Gains Reported in U.K. TV Viewing

LONDON: In its survey on the communications markets in 12 major territories, Ofcom found that TV viewing in the U.K. rose by 3 percent last year, the biggest gain out of all the countries featured in the report.

The British media regulator’s International Communications Market report looks at the £548-billion communications market in 12 territories, analyzing use of TV, radio, broadband and telephony.

Among the key findings is that the U.K. has the highest proportion of digital TV homes, at 88 percent, followed by the U.S. (76 percent), France (72 percent), Japan (65 percent), Italy (63 percent) and Canada (61 percent), with Germany lagging behind at just 37 percent.

TV viewing per day in the U.K. stands at 225 minutes. This is less than the U.S. (277 minutes), Italy (234 minutes), Poland (232 minutes), Spain (227 minutes) and Canada (228 minutes), but ahead of Germany (207 minutes), France (204 minutes), the Netherlands (184 minutes), Ireland (186 minutes) and Sweden (160 minutes). The U.K. recorded the biggest increase in per-day viewing, of 3 percent, while the biggest decrease was seen in Poland, at 3.7 percent.
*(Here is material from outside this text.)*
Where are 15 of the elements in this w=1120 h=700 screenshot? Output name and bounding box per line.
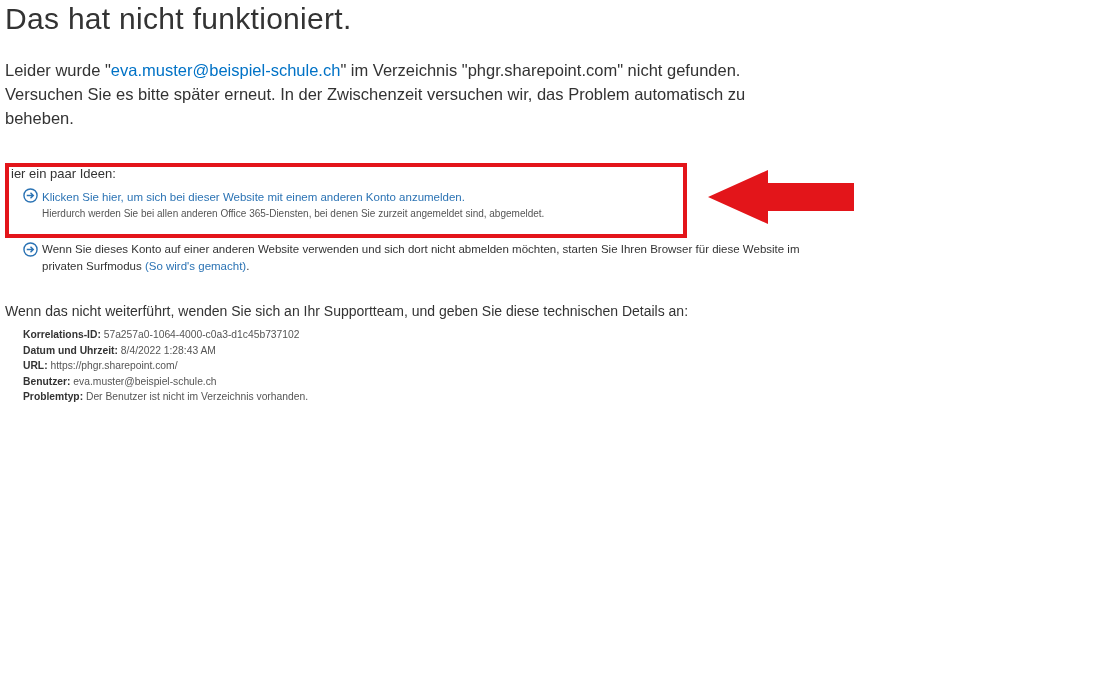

In the U.K., the number of homes paying for HD by the end of 2008 was 1.3 million, the same as France, ranking behind the U.S. (21.7 million) and Canada (2.2 million), but ahead of Germany (200,000) and Italy (100,000).
Of the markets surveyed, France showed the biggest increase in multichannel viewing share, rising by 26 percent to 22 percent. In the U.K., multichannel viewing share gained 7.9 percent to 40 percent.

Italy had the highest terrestrial viewing share, at 84 percent, followed by France at 78 percent and Germany at 68 percent. The U.S. had the highest multichannel viewing share, of 72 percent.